BLACK HEART AND WHITE HEART
A ZULU IDYLL
CHAPTER I
PHILIP HADDEN AND KING CETYWAYO
At the date of our introduction to him, Philip Hadden was a transport-rider and trader in “the Zulu.” Still on the right side of forty, in appearance he was singularly handsome; tall, dark, upright, with keen eyes, short-pointed beard, curling hair and clear-cut features. His life had been varied, and there were passages in it which he did not narrate even to his most intimate friends. He was of gentle birth, however, and it was said that he had received a public school and university education in England.
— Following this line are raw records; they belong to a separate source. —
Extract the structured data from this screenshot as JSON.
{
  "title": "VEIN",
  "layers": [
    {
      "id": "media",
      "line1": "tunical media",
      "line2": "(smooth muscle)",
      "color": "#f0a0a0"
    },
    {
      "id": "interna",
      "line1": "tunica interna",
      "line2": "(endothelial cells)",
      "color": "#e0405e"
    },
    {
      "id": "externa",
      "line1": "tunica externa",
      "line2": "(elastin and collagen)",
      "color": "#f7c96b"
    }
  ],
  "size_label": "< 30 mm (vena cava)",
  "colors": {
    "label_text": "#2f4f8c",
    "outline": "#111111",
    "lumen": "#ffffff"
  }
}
At any rate he could quote the classics with aptitude on occasion, an accomplishment which, coupled with his refined voice and a bearing not altogether common in the wild places of the world, had earned for him among his rough companions the soubriquet of “The Prince.”
However these things may have been, it is certain that he had emigrated to Natal under a cloud, and equally certain that his relatives at home were content to take no further interest in his fortunes. During the fifteen or sixteen years which he had spent in or about the colony, Hadden followed many trades, and did no good at any of them. A clever man, of agreeable and prepossessing manner, he always found it easy to form friendships and to secure a fresh start in life. But, by degrees, the friends were seized with a vague distrust of him; and, after a period of more or less application, he himself would close the opening that he had made by a sudden disappearance from the locality, leaving behind him a doubtful reputation and some bad debts.
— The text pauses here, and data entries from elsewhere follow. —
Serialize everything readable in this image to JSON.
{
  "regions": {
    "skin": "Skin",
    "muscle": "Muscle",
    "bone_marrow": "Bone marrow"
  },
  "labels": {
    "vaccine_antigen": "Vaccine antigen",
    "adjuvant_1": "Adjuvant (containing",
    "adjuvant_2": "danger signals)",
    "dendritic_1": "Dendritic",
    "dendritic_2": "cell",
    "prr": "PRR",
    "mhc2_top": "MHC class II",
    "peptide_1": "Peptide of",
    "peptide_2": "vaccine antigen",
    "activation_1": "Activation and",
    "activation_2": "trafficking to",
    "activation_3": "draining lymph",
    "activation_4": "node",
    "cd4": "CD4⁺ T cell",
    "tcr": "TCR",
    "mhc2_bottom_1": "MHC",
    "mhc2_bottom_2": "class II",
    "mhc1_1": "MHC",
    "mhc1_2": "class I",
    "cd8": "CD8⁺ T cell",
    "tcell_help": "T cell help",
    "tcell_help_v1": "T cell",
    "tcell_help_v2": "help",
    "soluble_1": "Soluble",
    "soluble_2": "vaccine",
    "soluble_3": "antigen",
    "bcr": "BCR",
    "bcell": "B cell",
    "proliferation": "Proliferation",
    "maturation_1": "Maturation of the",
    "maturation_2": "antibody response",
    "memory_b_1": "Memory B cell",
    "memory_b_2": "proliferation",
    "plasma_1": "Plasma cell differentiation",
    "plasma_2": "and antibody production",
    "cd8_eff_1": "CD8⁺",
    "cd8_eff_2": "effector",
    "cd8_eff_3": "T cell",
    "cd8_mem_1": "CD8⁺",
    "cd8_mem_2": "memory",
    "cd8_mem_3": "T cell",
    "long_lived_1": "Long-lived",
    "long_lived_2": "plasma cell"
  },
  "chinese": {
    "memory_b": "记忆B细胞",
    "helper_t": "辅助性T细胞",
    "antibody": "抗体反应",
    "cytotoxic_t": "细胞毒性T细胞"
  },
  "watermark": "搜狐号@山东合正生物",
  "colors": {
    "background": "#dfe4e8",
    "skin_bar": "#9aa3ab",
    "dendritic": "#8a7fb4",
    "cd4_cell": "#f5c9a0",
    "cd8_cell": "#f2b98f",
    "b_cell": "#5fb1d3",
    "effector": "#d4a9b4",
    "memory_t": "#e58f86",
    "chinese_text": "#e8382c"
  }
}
Before the beginning of this story of the most remarkable episodes in his life, Philip Hadden was engaged for several years in transport-riding—that is, in carrying goods on ox waggons from Durban or Maritzburg to various points in the interior. A difficulty such as had more than once confronted him in the course of his career, led to his temporary abandonment of this means of earning a livelihood. On arriving at the little frontier town of Utrecht in the Transvaal, in charge of two waggon loads of mixed goods consigned to a storekeeper there, it was discovered that out of six cases of brandy five were missing from his waggon. Hadden explained the matter by throwing the blame upon his Kaffir “boys,” but the storekeeper, a rough-tongued man, openly called him a thief and refused to pay the freight on any of the load. From words the two men came to blows, knives were drawn, and before anybody could interfere the storekeeper received a nasty wound in his side. That night, without waiting till the matter could be inquired into by the landdrost or magistrate, Hadden slipped away, and trekked back into Natal as quickly as his oxen would travel. Feeling that even here he was not safe, he left one of his waggons at Newcastle, loaded up the other with Kaffir goods—such as blankets, calico, and hardware—and crossed into Zululand, where in those days no sheriff’s officer would be likely to follow him.